James River mapping project launches in Clifton Forge

June 23, 2014 · 1 minute read

It’s a huge day for RichmondOutside.com, our sister enterprise Terrain360.com, and the James River Association. This morning on the Jackson River in Clifton Forge, months of preparation finally came to and end and the journey to map the entire James River in 360-degree panoramic images began. Last fall, Google sent their Trekker on a raft down part of the Colorado River, but no one has mapped an entire river this way. The 340-mile James River will be the first.

Ryan Abrahamsen and I hatched the idea and pitched it to the JRA back in January. They loved it, thought the resulting content would be perfect for their Envision the James (EnvisiontheJames.org) efforts, and decided to fund the operation. This wouldn’t be happening without their support.

11

Setting the camera array to the correct height.
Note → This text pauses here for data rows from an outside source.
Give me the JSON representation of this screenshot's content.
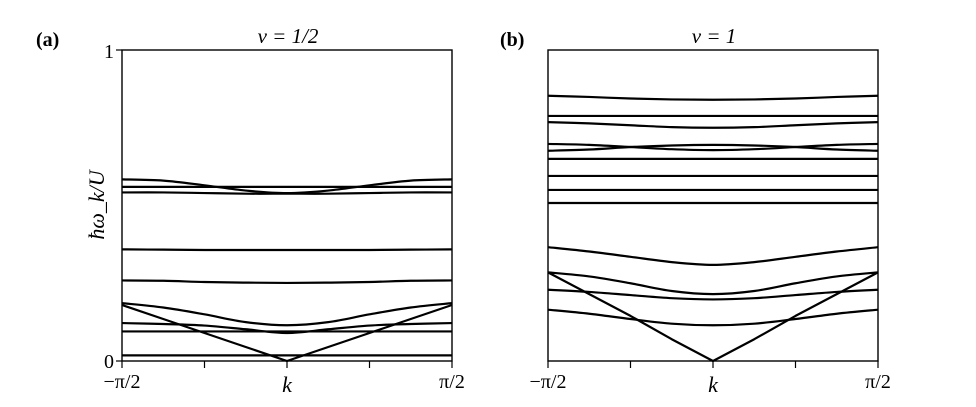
{
  "chart_data": [
    {
      "type": "line",
      "panel_label": "(a)",
      "title": "ν = 1/2",
      "xlabel": "k",
      "ylabel": "ħω_k/U",
      "xlim": [
        -1.5708,
        1.5708
      ],
      "ylim": [
        0,
        1
      ],
      "x_ticks": [
        "−π/2",
        "k",
        "π/2"
      ],
      "y_ticks": [
        "0",
        "1"
      ],
      "grid": false,
      "x": [
        -1.5708,
        -1.1781,
        -0.7854,
        -0.3927,
        0,
        0.3927,
        0.7854,
        1.1781,
        1.5708
      ],
      "series": [
        {
          "values": [
            0.018,
            0.018,
            0.018,
            0.018,
            0.018,
            0.018,
            0.018,
            0.018,
            0.018
          ]
        },
        {
          "values": [
            0.18,
            0.135,
            0.09,
            0.045,
            0.0,
            0.045,
            0.09,
            0.135,
            0.18
          ]
        },
        {
          "values": [
            0.095,
            0.095,
            0.095,
            0.095,
            0.095,
            0.095,
            0.095,
            0.095,
            0.095
          ]
        },
        {
          "values": [
            0.122,
            0.119,
            0.114,
            0.102,
            0.09,
            0.102,
            0.114,
            0.119,
            0.122
          ]
        },
        {
          "values": [
            0.186,
            0.172,
            0.15,
            0.125,
            0.115,
            0.125,
            0.15,
            0.172,
            0.186
          ]
        },
        {
          "values": [
            0.259,
            0.258,
            0.254,
            0.252,
            0.251,
            0.252,
            0.254,
            0.258,
            0.259
          ]
        },
        {
          "values": [
            0.359,
            0.358,
            0.357,
            0.357,
            0.357,
            0.357,
            0.357,
            0.358,
            0.359
          ]
        },
        {
          "values": [
            0.542,
            0.542,
            0.54,
            0.538,
            0.538,
            0.538,
            0.54,
            0.542,
            0.542
          ]
        },
        {
          "values": [
            0.56,
            0.56,
            0.56,
            0.56,
            0.56,
            0.56,
            0.56,
            0.56,
            0.56
          ]
        },
        {
          "values": [
            0.584,
            0.58,
            0.565,
            0.548,
            0.54,
            0.548,
            0.565,
            0.58,
            0.584
          ]
        }
      ]
    },
    {
      "type": "line",
      "panel_label": "(b)",
      "title": "ν = 1",
      "xlabel": "k",
      "xlim": [
        -1.5708,
        1.5708
      ],
      "ylim": [
        0,
        1
      ],
      "x_ticks": [
        "−π/2",
        "k",
        "π/2"
      ],
      "grid": false,
      "x": [
        -1.5708,
        -1.1781,
        -0.7854,
        -0.3927,
        0,
        0.3927,
        0.7854,
        1.1781,
        1.5708
      ],
      "series": [
        {
          "values": [
            0.285,
            0.215,
            0.145,
            0.07,
            0.0,
            0.07,
            0.145,
            0.215,
            0.285
          ]
        },
        {
          "values": [
            0.165,
            0.152,
            0.135,
            0.12,
            0.115,
            0.12,
            0.135,
            0.152,
            0.165
          ]
        },
        {
          "values": [
            0.229,
            0.222,
            0.212,
            0.202,
            0.198,
            0.202,
            0.212,
            0.222,
            0.229
          ]
        },
        {
          "values": [
            0.285,
            0.272,
            0.25,
            0.225,
            0.215,
            0.225,
            0.25,
            0.272,
            0.285
          ]
        },
        {
          "values": [
            0.366,
            0.352,
            0.335,
            0.318,
            0.309,
            0.318,
            0.335,
            0.352,
            0.366
          ]
        },
        {
          "values": [
            0.508,
            0.508,
            0.508,
            0.508,
            0.508,
            0.508,
            0.508,
            0.508,
            0.508
          ]
        },
        {
          "values": [
            0.55,
            0.55,
            0.55,
            0.55,
            0.55,
            0.55,
            0.55,
            0.55,
            0.55
          ]
        },
        {
          "values": [
            0.595,
            0.595,
            0.595,
            0.595,
            0.595,
            0.595,
            0.595,
            0.595,
            0.595
          ]
        },
        {
          "values": [
            0.65,
            0.65,
            0.65,
            0.65,
            0.65,
            0.65,
            0.65,
            0.65,
            0.65
          ]
        },
        {
          "values": [
            0.676,
            0.68,
            0.688,
            0.693,
            0.695,
            0.693,
            0.688,
            0.68,
            0.676
          ]
        },
        {
          "values": [
            0.698,
            0.695,
            0.688,
            0.681,
            0.678,
            0.681,
            0.688,
            0.695,
            0.698
          ]
        },
        {
          "values": [
            0.768,
            0.764,
            0.758,
            0.752,
            0.75,
            0.752,
            0.758,
            0.764,
            0.768
          ]
        },
        {
          "values": [
            0.788,
            0.788,
            0.788,
            0.788,
            0.788,
            0.788,
            0.788,
            0.788,
            0.788
          ]
        },
        {
          "values": [
            0.853,
            0.849,
            0.844,
            0.841,
            0.84,
            0.841,
            0.844,
            0.849,
            0.853
          ]
        }
      ]
    }
  ]
}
Terrain360 co-founder Ross Milby will be in charge of our custom pontoon raft from Clifton Forge (just upstream of where the Jackson and Cowpasture come together to form the James) all the way to Richmond. He’ll do most of the piloting, and Mike Harris will sit below the telescoping camera array snapping pictures — all six cameras fire at once — every 30 feet or so. The resulting images will be stitched together to give web users a one-of-a-kind way to experience America’s Founding River. We’ll then use those images to create what we call “augmented reality” maps of different sections of the river, including the falls of the James. Click here to see and here to read more on the trip’s backstory.
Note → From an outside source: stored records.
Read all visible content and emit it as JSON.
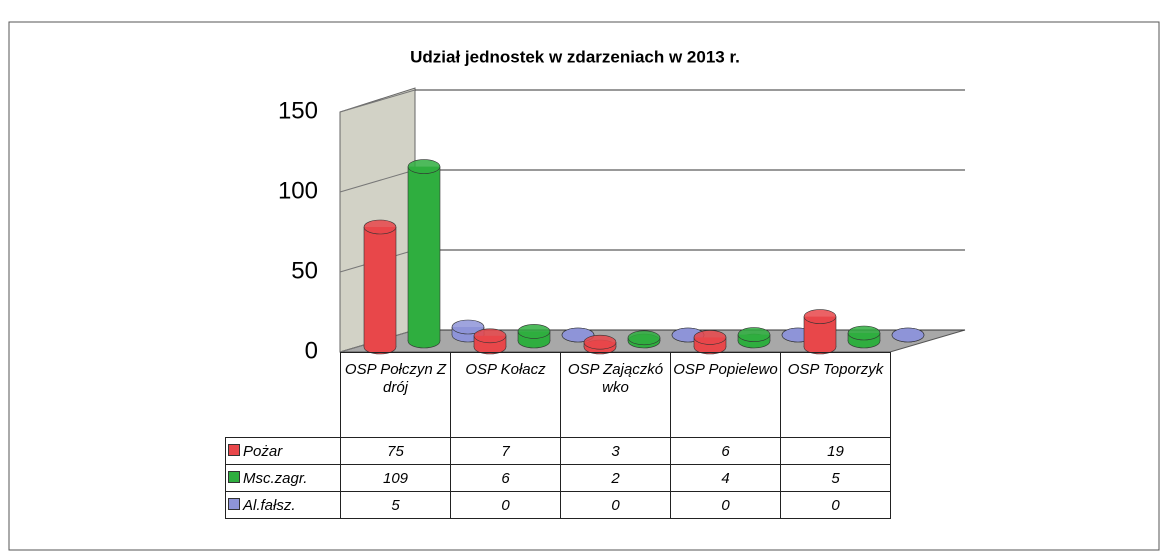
{
  "chart_data": {
    "type": "bar3d",
    "title": "Udział jednostek w zdarzeniach w 2013 r.",
    "categories": [
      "OSP Połczyn Zdrój",
      "OSP Kołacz",
      "OSP Zajączkówko",
      "OSP Popielewo",
      "OSP Toporzyk"
    ],
    "series": [
      {
        "name": "Pożar",
        "color": "#e8474a",
        "values": [
          75,
          7,
          3,
          6,
          19
        ]
      },
      {
        "name": "Msc.zagr.",
        "color": "#2fae3f",
        "values": [
          109,
          6,
          2,
          4,
          5
        ]
      },
      {
        "name": "Al.fałsz.",
        "color": "#8e94d8",
        "values": [
          5,
          0,
          0,
          0,
          0
        ]
      }
    ],
    "ylim": [
      0,
      150
    ],
    "yticks": [
      0,
      50,
      100,
      150
    ],
    "grid": true
  }
}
Ross and Mike will be Tweeting from the boat for the entirety of the trip, which we expect to take about two weeks. You can find those tweets at the Terrain360 and RichmondOutside Twitter accounts. When they arrive in Richmond, Ryan and I will take over and pilot the boat through the tidal James to its mouth at the Chesapeake Bay (In fact, we’ll do it twice: running along the north and south banks separately because the river is so wide below Richmond.)